| HN Mirror

All very fair, though I think your issue may be more with the nature of real-time analytics ingestion pipelines in general than with Clickhouse itself.

Even if you could remove all of the operational burden from Kafka or equivalent, hooking it up to Clickhouse is still, at the end of the day, going to commit in batches (of max_insert_block_size, or kafka_max_block_size, or smaller batches polled from the message broker). Even with no consumer lag, that's still going to incur a delay before your data is SELECTable.

Heck, even Kafka publishers usually don't flush (actually send over the network) after every publish by default.

That same tradeoff comes up in Snowflake and Databricks (albeit mitigated when using Continuous Processing, which is experimental and expensive computationally and monetarily). Their ingestion systems are batching as well.

At the end of the day, "real time" means different things to different people, and you'll have to choose between one of several architectures:

- Clients synchronously insert data (which is then immediately visible) into your analytics store. ClickHouse is less good at handling a barrage of single-row INSERTs than other DBs, but none of them are good at this type of workload at even medium scale. Even manually shipping single-update files to S3 gets expensive and slow fast.

- Batch your inserts and accept bounded lag in data visibility. Doesn't matter whether batching is client-side, database-side, or in an intermediate broker/service.
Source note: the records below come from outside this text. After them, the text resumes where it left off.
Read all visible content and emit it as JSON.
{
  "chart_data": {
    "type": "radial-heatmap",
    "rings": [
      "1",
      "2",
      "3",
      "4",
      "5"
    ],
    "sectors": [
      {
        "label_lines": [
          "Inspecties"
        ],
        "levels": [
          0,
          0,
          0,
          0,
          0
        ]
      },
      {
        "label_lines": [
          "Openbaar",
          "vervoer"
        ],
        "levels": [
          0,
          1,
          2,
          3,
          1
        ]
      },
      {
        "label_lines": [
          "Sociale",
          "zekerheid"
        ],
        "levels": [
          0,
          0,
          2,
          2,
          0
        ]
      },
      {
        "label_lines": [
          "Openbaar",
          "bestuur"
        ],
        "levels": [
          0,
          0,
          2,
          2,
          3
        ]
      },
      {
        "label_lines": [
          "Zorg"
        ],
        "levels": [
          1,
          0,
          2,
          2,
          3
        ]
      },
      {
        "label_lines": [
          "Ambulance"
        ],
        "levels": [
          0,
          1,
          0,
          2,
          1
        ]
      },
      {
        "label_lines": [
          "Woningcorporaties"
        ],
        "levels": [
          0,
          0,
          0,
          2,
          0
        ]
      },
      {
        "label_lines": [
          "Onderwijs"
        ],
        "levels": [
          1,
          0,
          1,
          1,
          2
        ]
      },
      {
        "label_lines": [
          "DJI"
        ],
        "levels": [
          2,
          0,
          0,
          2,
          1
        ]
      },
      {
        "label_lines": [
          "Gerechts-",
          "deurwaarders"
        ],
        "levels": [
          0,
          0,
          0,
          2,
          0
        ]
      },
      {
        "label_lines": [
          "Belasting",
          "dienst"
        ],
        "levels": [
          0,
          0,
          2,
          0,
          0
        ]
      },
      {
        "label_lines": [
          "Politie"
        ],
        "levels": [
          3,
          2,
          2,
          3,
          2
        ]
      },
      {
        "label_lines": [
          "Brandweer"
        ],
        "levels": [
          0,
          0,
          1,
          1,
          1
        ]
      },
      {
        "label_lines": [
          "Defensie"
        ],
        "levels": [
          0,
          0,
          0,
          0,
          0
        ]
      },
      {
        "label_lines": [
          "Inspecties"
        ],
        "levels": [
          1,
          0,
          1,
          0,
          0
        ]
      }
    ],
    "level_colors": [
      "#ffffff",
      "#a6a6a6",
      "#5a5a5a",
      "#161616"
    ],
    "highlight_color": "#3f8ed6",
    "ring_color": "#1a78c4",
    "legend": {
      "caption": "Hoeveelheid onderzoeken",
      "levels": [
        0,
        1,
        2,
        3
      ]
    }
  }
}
- Ship your data asynchronously via messaging/streaming/batching and force point-in-time queries to wait for some indication that asynchronous data for the requested point in time has arrived. For example, when batching manually you could delay queries until a batch subsequent to the time-of-query has arrived, or when using Kafka you could wait for the system of record's last-committed-kafka-message-id to pass your topic's max ID at the time of query.